You learn a ton of valuable lessons going from 0 to v1. And a ton of value is created. I guess I'm unclear how you're defining "actually valuable" here.
I suspect the issue is the parent has never worked in an early stage role at a growing startup still iterating on finding product-market-fit. If they had they would realize you learn a lot about "maintaining and expanding", especially when your prototype now has a bunch of users.
This is evident in my personal experience by the fact that I am often the one that sees scaling and maintenance issues long before they happen. But of course parent would claim this is impossible.
Having worked at both greenfield startups and unicorns, I've found that virtually every problem I've encountered at the unicorn startups was caused by folks being incompetent at the greenfield level.
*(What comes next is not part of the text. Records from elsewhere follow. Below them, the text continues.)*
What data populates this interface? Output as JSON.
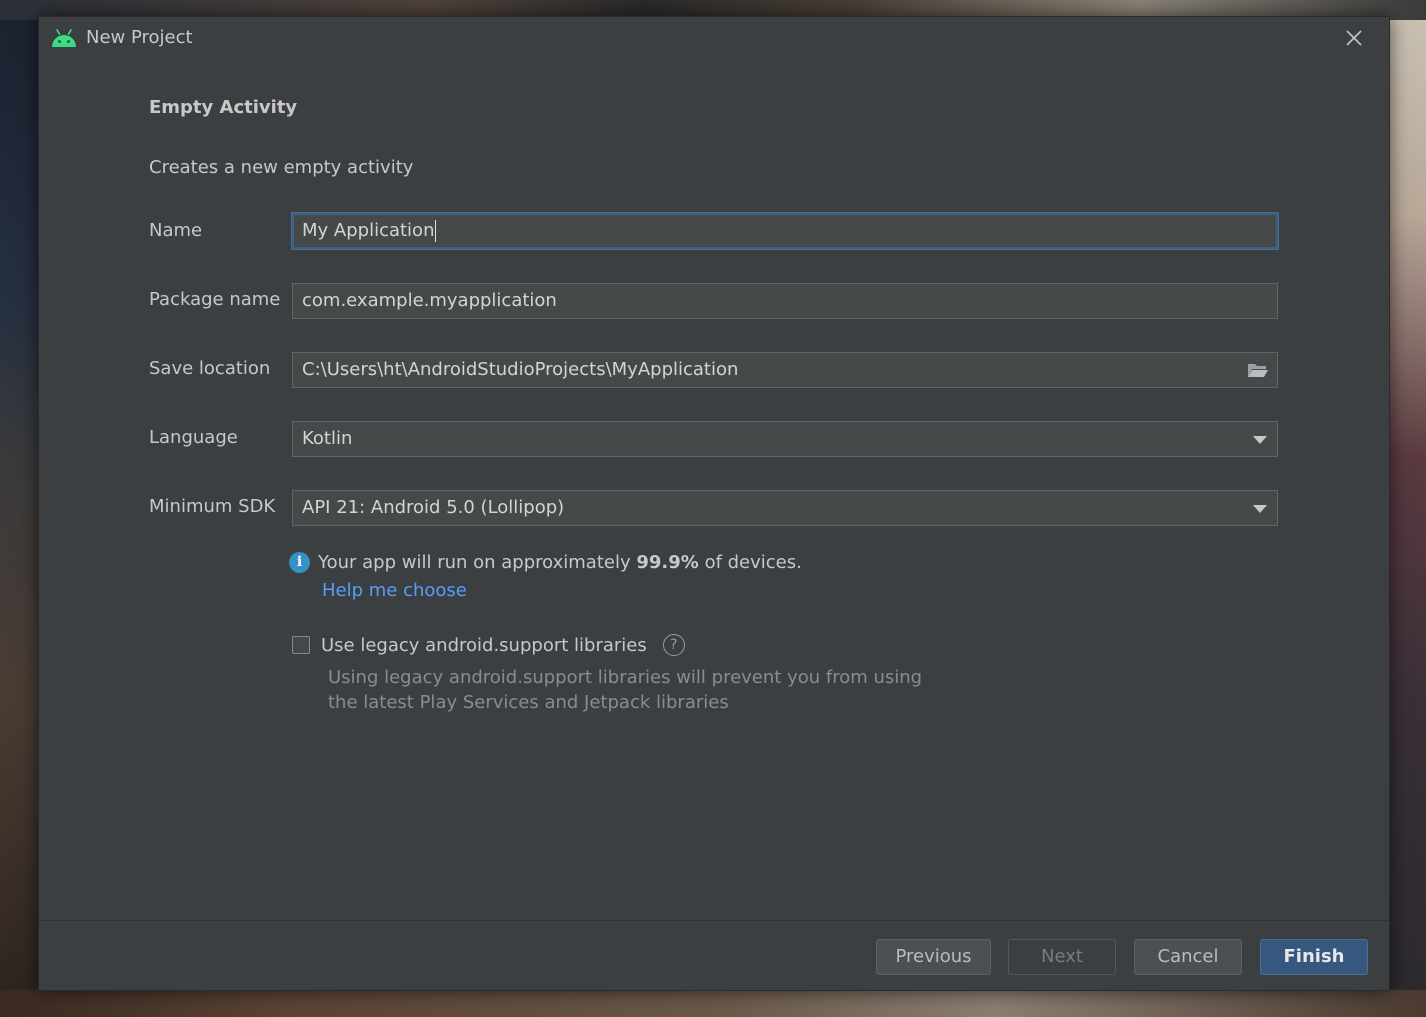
{
  "window": {
    "title": "New Project"
  },
  "template": {
    "heading": "Empty Activity",
    "description": "Creates a new empty activity"
  },
  "form": {
    "name_label": "Name",
    "name_value": "My Application",
    "package_label": "Package name",
    "package_value": "com.example.myapplication",
    "location_label": "Save location",
    "location_value": "C:\\Users\\ht\\AndroidStudioProjects\\MyApplication",
    "language_label": "Language",
    "language_value": "Kotlin",
    "sdk_label": "Minimum SDK",
    "sdk_value": "API 21: Android 5.0 (Lollipop)"
  },
  "info": {
    "prefix": "Your app will run on approximately",
    "percent": "99.9%",
    "suffix": "of devices.",
    "help_link": "Help me choose"
  },
  "legacy": {
    "label": "Use legacy android.support libraries",
    "checked": false,
    "description_line1": "Using legacy android.support libraries will prevent you from using",
    "description_line2": "the latest Play Services and Jetpack libraries"
  },
  "buttons": {
    "previous": "Previous",
    "next": "Next",
    "cancel": "Cancel",
    "finish": "Finish"
  },
  "icons": {
    "app": "android-icon",
    "close": "close-icon",
    "folder": "folder-icon",
    "info": "info-icon",
    "help": "help-icon"
  },
  "colors": {
    "dialog_bg": "#3c3f41",
    "accent": "#365880",
    "link": "#589df6",
    "android_green": "#3ddc84"
  }
}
Maybe when you get to the scale of Google things are different, but it's certainly possible to build a business big enough to retire off that doesn't require any more technical knowledge than what you'd learn at a two-person pre-PMF startup.
Architecting not knowing how to maintain it.
Edit: a legacy vibe coder
Sure, but that's in many ways the easy part.
If v1 is successful and attracts a lot of users, it will have to have features added and maintained.
Doing that in ways that does not produce "legacy code" that will have to be thrown away and rewritten in a few years is a very different skill than getting v1 up and running, and can easily be what decides if you have a successful business or not.